To be serious, we have been working very well on the our islands, our future initiative over the past few years—particularly on the Shetland and Orkney relationship, through which a lot of ideas have come up, which is great. The Islands (Scotland) Bill has also been useful, and we welcome the opportunity to come to the committee and say what we have to say about it all. However, we are being realistic and offering an alternative that will bring people closer to decision making. We are following the community engagement and community empowerment agenda that we constantly hear about, and the bill fits in well with that. In terms of island proofing, which has become an in-phrase at the minute, the bill will give a different slant to how we do things in the islands around the wards, so it is a welcome opportunity and the islands are a good place to test it.

Thank you, Roddie. You will excuse my flippant remark. If Ronnie Hinds wants to add anything, we would like to hear it.

Ronnie Hinds

I will respond in kind. We are turning this into a mutual admiration society, but I have fond memories of the visits that we made to the islands in the course of the fifth electoral reviews, and I anticipate the same when we repeat our visits.

Mr Finnie’s question about the bill is a good one. It is not clear to me whether the £30,000 per council is supposed to be an allocated sum for each of the six or whether it is a pot from which they would draw. It might be worth getting some clarity on that, because I would not want to think that some of the work that we have to do with the councils would be constrained by the sense that £30,000 was not enough to cover their expenses. I do not think that that would happen, but it is worth getting some clarity on that.

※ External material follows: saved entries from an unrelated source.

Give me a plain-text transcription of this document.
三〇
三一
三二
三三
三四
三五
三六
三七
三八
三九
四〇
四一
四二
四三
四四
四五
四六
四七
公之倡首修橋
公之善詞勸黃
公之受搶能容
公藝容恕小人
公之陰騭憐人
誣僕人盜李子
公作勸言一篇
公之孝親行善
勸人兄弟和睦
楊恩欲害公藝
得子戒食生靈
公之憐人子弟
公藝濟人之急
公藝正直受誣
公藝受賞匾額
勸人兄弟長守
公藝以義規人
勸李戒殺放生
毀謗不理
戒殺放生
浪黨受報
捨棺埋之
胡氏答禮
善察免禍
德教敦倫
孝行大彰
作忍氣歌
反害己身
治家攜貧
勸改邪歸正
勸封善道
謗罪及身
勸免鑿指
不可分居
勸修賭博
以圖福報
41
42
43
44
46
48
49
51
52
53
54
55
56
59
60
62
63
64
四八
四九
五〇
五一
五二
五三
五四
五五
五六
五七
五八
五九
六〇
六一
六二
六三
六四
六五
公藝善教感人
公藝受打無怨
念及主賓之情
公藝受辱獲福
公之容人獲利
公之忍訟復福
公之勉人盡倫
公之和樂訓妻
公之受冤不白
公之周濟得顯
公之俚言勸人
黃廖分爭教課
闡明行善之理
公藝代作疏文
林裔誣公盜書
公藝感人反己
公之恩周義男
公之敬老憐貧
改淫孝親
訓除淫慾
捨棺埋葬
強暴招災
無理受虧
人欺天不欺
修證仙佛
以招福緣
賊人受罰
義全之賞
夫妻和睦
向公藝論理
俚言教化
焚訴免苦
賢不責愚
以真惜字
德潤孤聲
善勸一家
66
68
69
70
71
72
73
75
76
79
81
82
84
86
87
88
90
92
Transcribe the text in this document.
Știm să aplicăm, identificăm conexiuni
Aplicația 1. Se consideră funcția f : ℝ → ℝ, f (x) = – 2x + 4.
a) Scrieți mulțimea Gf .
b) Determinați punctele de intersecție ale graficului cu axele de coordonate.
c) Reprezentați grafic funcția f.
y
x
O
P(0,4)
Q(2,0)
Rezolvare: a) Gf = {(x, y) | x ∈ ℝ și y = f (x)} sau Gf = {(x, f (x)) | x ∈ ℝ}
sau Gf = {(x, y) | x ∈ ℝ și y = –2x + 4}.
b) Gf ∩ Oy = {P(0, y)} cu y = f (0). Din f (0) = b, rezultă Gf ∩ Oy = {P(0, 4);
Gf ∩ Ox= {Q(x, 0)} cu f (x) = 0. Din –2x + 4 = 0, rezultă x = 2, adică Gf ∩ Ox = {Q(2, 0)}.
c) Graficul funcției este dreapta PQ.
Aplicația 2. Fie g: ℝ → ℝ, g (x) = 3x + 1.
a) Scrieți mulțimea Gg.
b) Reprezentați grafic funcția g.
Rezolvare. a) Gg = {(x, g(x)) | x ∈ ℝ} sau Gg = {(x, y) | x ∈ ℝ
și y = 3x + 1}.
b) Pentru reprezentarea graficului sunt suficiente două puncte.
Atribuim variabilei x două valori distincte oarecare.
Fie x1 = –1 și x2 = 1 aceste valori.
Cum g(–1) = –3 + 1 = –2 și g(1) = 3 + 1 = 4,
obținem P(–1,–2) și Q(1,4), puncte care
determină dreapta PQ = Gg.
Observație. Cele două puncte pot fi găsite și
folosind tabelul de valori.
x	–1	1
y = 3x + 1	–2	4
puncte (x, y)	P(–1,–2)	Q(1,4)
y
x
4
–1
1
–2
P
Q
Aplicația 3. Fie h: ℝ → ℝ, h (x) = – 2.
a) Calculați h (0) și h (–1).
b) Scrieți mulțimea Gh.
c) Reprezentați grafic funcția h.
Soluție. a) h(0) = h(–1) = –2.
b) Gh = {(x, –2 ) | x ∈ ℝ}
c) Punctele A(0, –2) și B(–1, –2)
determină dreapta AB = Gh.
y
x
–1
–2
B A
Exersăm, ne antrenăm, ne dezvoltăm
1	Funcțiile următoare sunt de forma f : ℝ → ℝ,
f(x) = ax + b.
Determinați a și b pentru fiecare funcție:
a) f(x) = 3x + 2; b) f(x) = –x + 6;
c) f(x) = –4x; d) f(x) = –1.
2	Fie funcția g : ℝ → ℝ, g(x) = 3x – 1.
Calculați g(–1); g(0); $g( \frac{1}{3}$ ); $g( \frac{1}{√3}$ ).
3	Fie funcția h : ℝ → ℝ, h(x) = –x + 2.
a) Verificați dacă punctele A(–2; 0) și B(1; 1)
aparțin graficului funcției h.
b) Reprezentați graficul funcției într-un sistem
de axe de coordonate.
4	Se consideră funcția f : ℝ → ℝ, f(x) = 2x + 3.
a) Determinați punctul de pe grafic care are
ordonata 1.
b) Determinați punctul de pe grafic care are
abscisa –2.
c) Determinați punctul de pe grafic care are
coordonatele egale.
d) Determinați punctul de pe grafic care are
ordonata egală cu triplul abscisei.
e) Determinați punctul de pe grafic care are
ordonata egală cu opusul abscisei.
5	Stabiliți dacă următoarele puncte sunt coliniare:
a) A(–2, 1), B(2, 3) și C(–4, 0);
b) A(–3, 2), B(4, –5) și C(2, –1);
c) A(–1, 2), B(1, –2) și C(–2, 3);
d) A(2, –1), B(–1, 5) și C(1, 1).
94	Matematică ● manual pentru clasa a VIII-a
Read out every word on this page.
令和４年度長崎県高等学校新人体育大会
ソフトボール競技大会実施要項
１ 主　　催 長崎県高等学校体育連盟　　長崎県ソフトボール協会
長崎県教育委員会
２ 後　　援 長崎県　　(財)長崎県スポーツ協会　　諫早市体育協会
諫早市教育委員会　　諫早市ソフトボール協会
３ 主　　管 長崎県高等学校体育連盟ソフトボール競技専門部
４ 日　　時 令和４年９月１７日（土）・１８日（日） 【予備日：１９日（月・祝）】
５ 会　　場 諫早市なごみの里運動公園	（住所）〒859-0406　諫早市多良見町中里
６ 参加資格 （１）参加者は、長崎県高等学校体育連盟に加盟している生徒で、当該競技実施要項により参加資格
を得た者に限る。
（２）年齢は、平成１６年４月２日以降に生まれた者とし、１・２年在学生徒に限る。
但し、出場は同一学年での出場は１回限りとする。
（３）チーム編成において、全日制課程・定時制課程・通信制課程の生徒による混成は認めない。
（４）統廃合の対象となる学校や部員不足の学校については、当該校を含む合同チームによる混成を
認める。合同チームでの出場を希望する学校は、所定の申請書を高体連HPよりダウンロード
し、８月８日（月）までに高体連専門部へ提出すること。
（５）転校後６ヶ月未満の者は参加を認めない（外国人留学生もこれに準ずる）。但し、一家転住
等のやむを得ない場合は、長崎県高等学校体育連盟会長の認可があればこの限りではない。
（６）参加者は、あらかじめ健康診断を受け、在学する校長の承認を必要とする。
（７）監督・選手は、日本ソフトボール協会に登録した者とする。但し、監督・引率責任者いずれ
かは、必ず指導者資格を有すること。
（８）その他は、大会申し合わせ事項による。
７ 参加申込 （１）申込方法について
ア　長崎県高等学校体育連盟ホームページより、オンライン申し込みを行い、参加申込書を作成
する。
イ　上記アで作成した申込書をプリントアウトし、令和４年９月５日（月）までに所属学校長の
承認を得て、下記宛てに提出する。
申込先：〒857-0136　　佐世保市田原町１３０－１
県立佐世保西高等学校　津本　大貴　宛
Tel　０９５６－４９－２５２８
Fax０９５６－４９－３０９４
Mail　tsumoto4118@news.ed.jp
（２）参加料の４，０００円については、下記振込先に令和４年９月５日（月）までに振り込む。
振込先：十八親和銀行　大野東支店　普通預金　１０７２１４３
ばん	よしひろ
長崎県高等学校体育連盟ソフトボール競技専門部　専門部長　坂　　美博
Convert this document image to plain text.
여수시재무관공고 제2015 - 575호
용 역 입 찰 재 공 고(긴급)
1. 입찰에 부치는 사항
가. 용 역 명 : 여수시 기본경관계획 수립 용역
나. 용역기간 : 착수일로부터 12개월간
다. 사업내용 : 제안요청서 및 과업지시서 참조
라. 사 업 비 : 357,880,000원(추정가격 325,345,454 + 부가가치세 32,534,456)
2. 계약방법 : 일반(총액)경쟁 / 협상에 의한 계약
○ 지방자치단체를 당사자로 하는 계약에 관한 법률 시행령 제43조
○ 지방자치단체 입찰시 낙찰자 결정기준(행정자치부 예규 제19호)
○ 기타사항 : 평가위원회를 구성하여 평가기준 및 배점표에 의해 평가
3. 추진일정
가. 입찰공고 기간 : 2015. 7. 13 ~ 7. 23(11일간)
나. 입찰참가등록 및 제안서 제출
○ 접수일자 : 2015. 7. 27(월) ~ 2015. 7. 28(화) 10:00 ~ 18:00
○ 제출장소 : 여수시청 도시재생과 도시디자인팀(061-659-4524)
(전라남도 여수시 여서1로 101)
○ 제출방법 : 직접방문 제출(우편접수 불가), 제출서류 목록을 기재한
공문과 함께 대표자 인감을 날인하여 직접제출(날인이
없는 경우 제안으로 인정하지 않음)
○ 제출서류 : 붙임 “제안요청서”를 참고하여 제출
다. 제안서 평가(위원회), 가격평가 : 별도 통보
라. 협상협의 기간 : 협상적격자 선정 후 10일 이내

There are one or two additional points that we want to emphasise in the light of the need for flexibility and the fact that we welcome the additional flexibility that the bill proposes. The bill’s wording regarding the possibility of one or two-member wards refers to islands that are “wholly or mainly” within a ward. We think that it would be more flexible to use the phrase “wholly or partly”, because there could be examples of an island being a minority part of a ward and not necessarily falling within the ambit of what the bill, as it is currently drafted, discusses. We think that it would be equally valid for one or two-member wards to be considered for such an island. We leave with the committee our view that “wholly or partly” would be better wording than “wholly or mainly”.

In a similar vein, with regard to having more flexibility for local authorities that have both an island and a mainland component—for example, North Ayrshire—the bill does not provide for us to consider one or two-member wards for the mainland part but provides for us to consider only the island part. For flexibility, it would be helpful if we could also consider having one or two-member wards on the mainland. That would avoid any clunky, knock-on consequences of saying that one or two-member wards might be the right solution for Arran or Bute, for example, without seeing the ramifications of that for Ardrossan and the surrounding area. We would be happier if we had the option of having one or two-member wards in the surrounding areas, too. That would be in the spirit of what the legislation is trying to achieve.

The Convener

Thank you. The committee is looking forward to its trips to Orkney at the end of the week and the Western Isles in the middle of October to take evidence on the Islands (Scotland) Bill. I thank the panel for attending the meeting.

12:05 Meeting continued in private until 12:20.